Cet ouvrage de la jeunesse de Voltaire est un monument assez curieux, en ce qu’il peut servir à l’histoire du philosophisme. Il y règne un ton didactique et régulateur, au moins déplacé de la part d’un homme de lettres, et surtout lorsqu’il adresse la parole au Roi son souverain, fût-il mineur, et l’on y pressent déjà l’arrogance et l’irritation qui, vingt ans plus tard, ont fait dresser la tête à tous ces mauvais dragons de l’encyclopédie. L’autorité d’un Évêque est une autre autorité que celle d’un poète ; et cependant Massillon parle au jeune Roi, dans son Petit Carême, avec un respect d’autant plus touchant qu’il paraît plus profond. On voit dans ces égards d’un Pontife pour un enfant la religion, la royauté, la loi de l’État, la manifestation de l’ordre, et l’âme y puise de la joie dans la sécurité. La voix de Massillon s’élève avec une gravité respectueuse et pleine de douceur ; le ton du philosophe est impérieux, hostile, et la franchise en est suspecte. Le grand Roi n’existait plus, le grand siècle était écoulé ; la confusion, la familiarité dans les rapports étaient arrivées à la suite de la Régence et de ses déréglemens.
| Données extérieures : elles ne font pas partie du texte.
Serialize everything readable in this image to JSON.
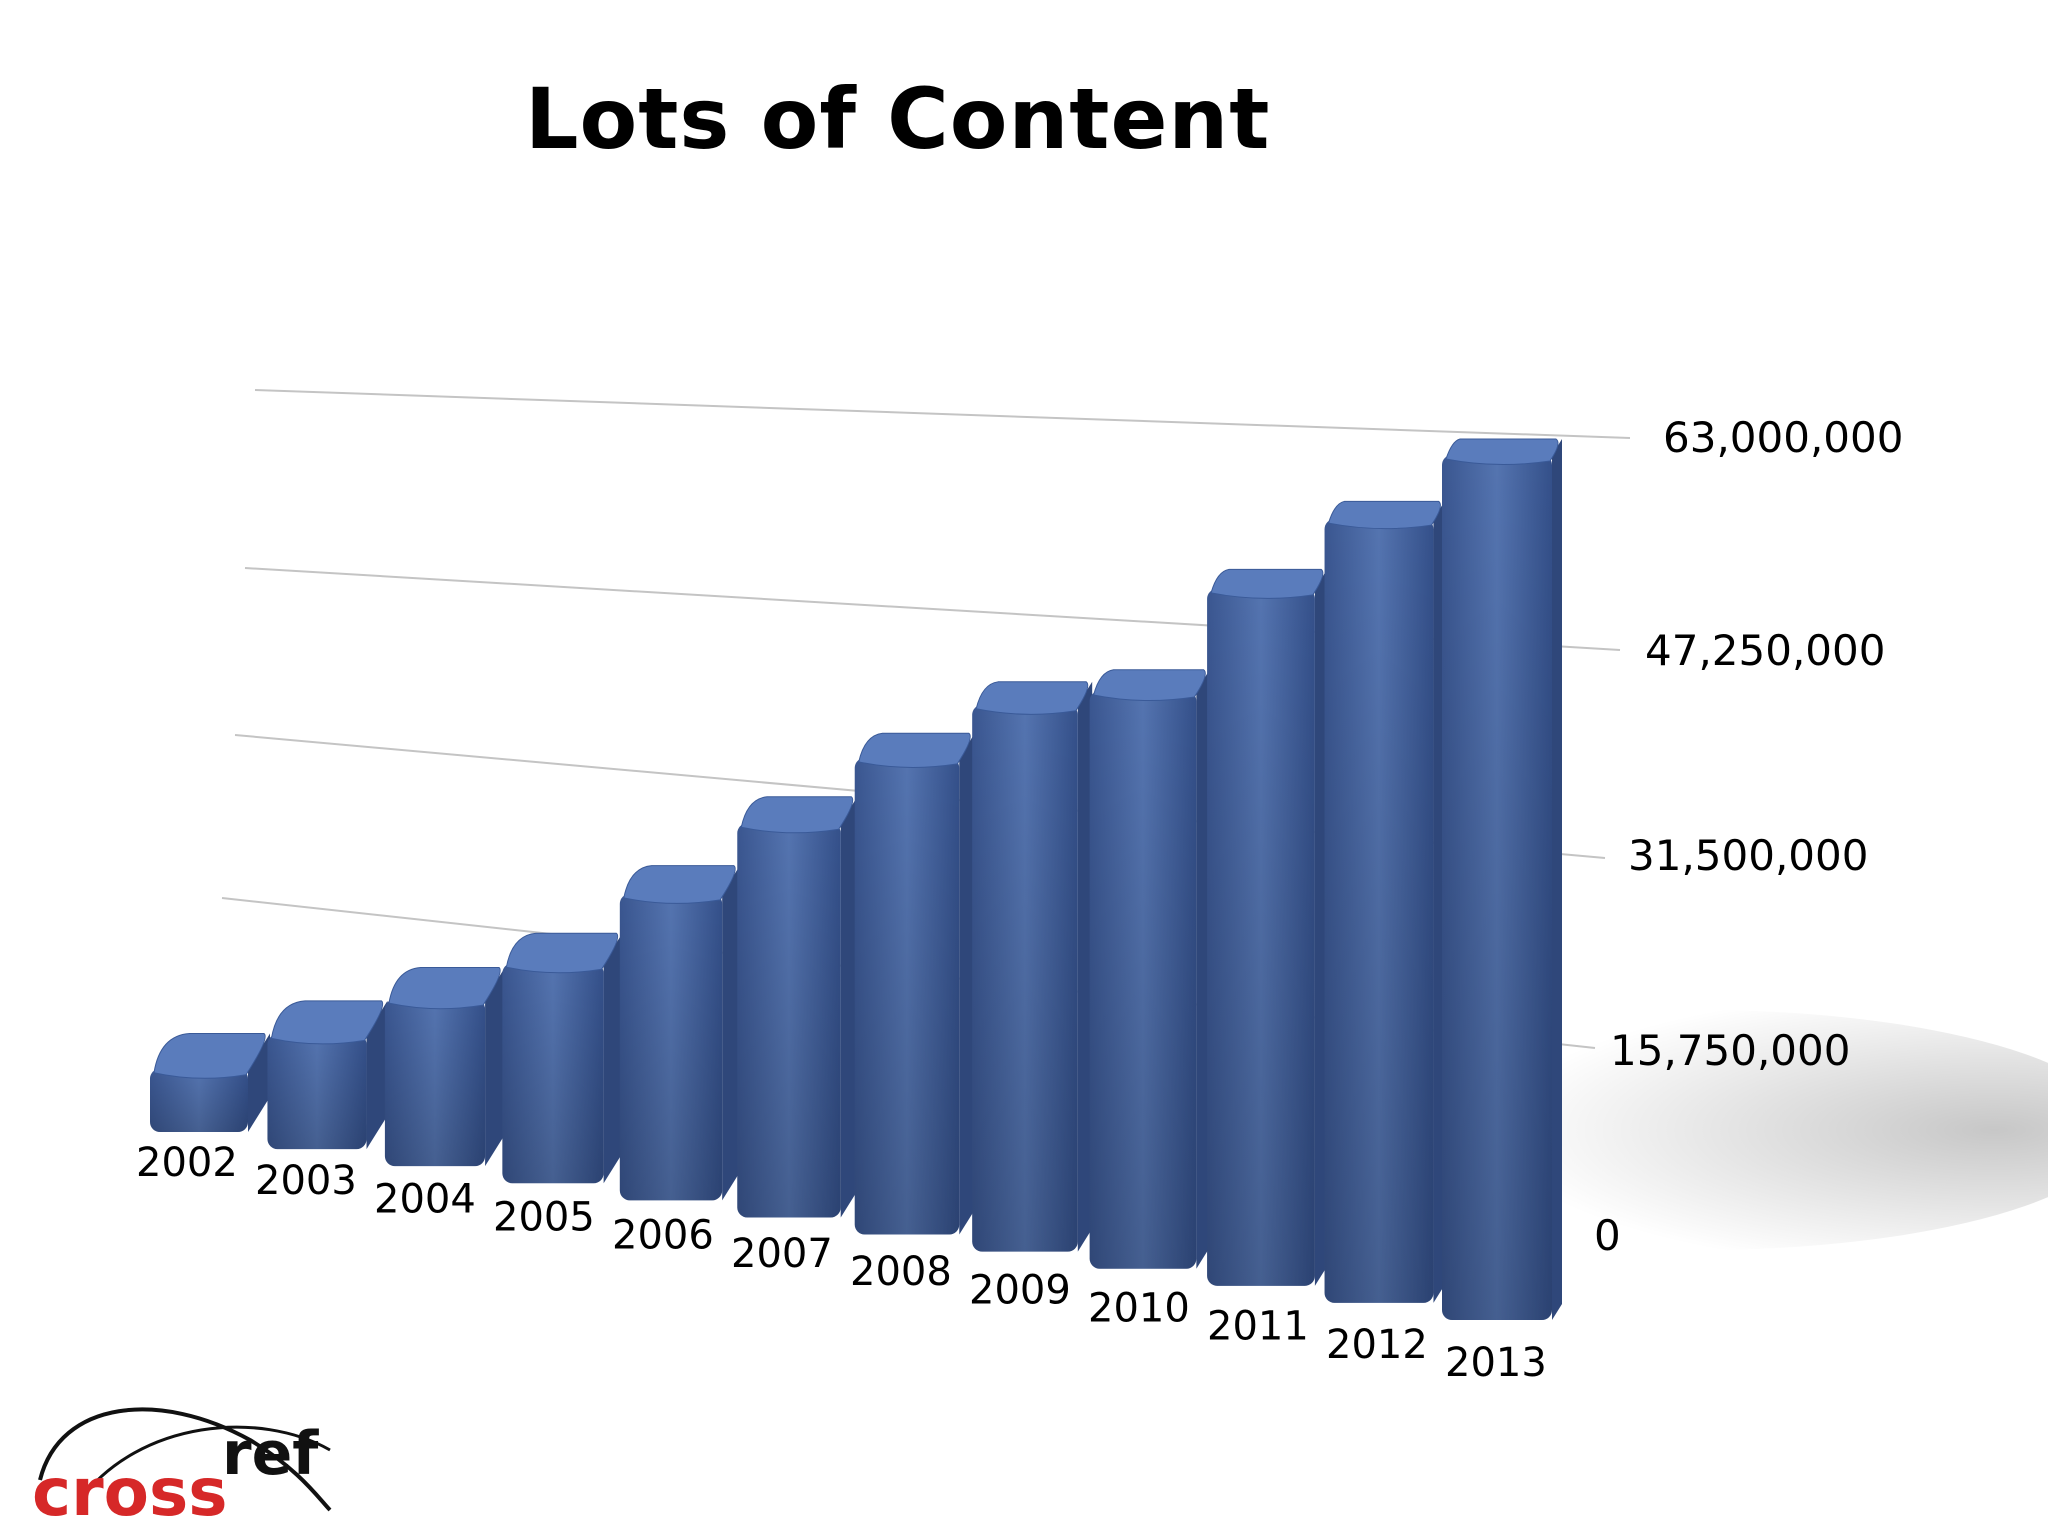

Il est à remarquer que tous ceux qui méditent la chute des trônes ont toujours soin de préconiser le pardon, l’oubli, la compassion miséricordieuse, et l’on dirait véritablement que la fermeté, la résolution, l’esprit de science, de justice et de force, ne seraient pas des qualités aussi recommandables aux bons rois que l’indulgence et la bénignité.
Quand les gouvernans font ce qu’ils doivent, les gouvernés ne font pas ce qu’ils veulent, disait Alexis Comnène au Sénat de Constantinople, et l’on aurait pu répliquer à Voltaire, au nom de Louis XV, à propos de la clémence des Rois, par ces paroles du même Henri IV : « Trop de miséricorde est iniquité jointe à faiblesse ; la clémence ne sied qu’aux barbes grises et aux victorieux ».
- ↑ Henri-François-Xavier de Belsunce de Castelmoron, Évêque de Marseille, Abbé de Montmorel, de Saint-Arnould de Metz, etc., mort en 1755, âgé de soixante-quinze ans. Sa mère était la fille du dernier Maréchal de la Force, et sa sœur était la vieille Duchesse de Biron. Leur père avait été tué dans la guerre de Flandre, en 1712, et l’on avait remarqué que le Marquis de Belsunce était le neuvième-officier général de sa famille et de sa filiation qui fût mort sur un champ de bataille. (Note de l’auteur.)
- ↑ André-Hercule de Fleury de Pérignan, Cardinal, Évêque et Seigneur de Fréjus, Grand Aumônier de la Reine et premier Ministre du Roi Louis XV, mort en 1745, âgé de 89 ans.